Sporting jeans, sneakers and a baseball hat, the 35-year-old New Orleans native is a lithe, handsome actor with small, piercing eyes and a Ginsu-sharp jawline. As he talks, he thoughtfully chooses his words before they tumble from his lips. In a career that spans TV and film but appears to be more focused on theatre, Weller seems to have cornered the market on supporting characters who require a laserlike intensity. He's portrayed the swaggeringly abrasive best friend in both the stage and film versions of Neil LaBute's The Shape of Things, the drug-addled Brian Wilson in the ABC miniseries "The Beach Boys: An American Family" and a cold-blooded sales-office supervisor in this year's star-studded revival of David Mamet's Glengarry Glen Ross on Broadway.

Despite the sense of danger with which Weller must imbue the reptile, the play itself begins benignly enough. An elderly retired couple (played by Tony winners George Grizzard and Frances Sternhagen) are lolling on a quiet, windswept beach, talking and arguing over a lifetime's worth of fond memories, bitter regrets and hopes for the future. When the couple encounters the two lizards, who have decided to leave the sea behind and make a go of it on land, the foursome plays out a strange, tentative, frustrating yet funny dance in which the humans and the amphibians seem more and more alike as the play gathers steam. Weller's anthropomorphic other half is portrayed by that darling of the downtown theatre scene, Elizabeth Marvel, who has wowed audiences with her own ferocious turns in Hedda Gabler and A Streetcar Named Desire.

The biggest challenge, says Weller, is trying to find the line between his character's human and animal nature. "It's very tricky because he speaks English and it's not explained why or how, yet there are many human concepts that he doesn't understand, such as decency, love, friendship, grief. The most difficult part is trying to locate where that median is, trying to decide how human to be."

Seascape is Weller's second Albee play. At Hartford Stage last year, he performed Peter and Jerry, an expanded version of Albee's classic one-act The Zoo Story appended with an illuminating new first act. Weller believes the two plays are alike in their themes.

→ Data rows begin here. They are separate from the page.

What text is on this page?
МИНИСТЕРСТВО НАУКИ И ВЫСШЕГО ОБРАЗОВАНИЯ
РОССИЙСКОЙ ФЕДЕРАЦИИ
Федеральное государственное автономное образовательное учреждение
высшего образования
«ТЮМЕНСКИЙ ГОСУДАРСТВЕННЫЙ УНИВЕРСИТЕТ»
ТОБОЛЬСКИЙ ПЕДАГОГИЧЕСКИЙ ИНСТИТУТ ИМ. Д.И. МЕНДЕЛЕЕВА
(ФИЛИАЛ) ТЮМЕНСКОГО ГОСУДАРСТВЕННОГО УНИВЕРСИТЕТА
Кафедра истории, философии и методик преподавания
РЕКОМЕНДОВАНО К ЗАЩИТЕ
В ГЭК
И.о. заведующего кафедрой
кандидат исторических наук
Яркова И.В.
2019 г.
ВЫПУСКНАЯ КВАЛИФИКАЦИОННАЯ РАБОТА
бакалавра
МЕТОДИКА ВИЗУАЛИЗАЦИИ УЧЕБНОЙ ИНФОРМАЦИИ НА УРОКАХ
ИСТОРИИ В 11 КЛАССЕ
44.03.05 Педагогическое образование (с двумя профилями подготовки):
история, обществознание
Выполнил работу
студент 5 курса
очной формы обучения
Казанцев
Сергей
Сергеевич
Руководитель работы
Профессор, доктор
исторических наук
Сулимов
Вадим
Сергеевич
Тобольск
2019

In [Seascape] there is a character who has lost his desire to live, really — to do anything. And the lizards come in and are the counterpoint to that. Similarly in The Zoo Story, you have my character, Jerry, trying to wake up Peter and prod him out of his comfortably numb stupor."

Albee, he observes, wants people to embrace their reality, not become mired in false illusions. "If we're not in touch with our fundamental instincts and our vitality as humans, then we're running against the grain of our true nature and the nature of existence. It's a very bracing way of looking at the world and a very bracing theme to encounter in a play. It gives you that satisfying sense that someone is telling it like it is. And Albee's personality embodies that. There's a frisky kind of push-pull, tough-love quality to him."

That feisty spirit seemed to be on full display at the playwright's Christmas party last year, which Weller attended. There, the actor overheard Albee saying to a friend that Peter and Jerry would be his next Broadway project after the revival of Who's Afraid of Virginia Woolf? "So later, he comes up to me and asks, 'What are you doing right now?'" recalls Weller, rocking his best Albee-by-way-of-Brando impersonation. "And I respond, 'Well, Glengarry Glen Ross is starting in a couple of months.' And he says, 'When is that done?' So I say, 'End of August… Why, do you have a job for me in the fall?' Now David Harbour, who was about to go into Virginia Woolf, was standing next to me and we had been talking. So Albee points to David and says, with a slight grin, 'Depends on how he behaves,'" recalls Weller, laughing at the memory. "So that's his sense of humor. It's kind of soldierly, almost. He likes to sort of talk trash and keep you guessing — much like his plays. They're funny yet they keep you off balance."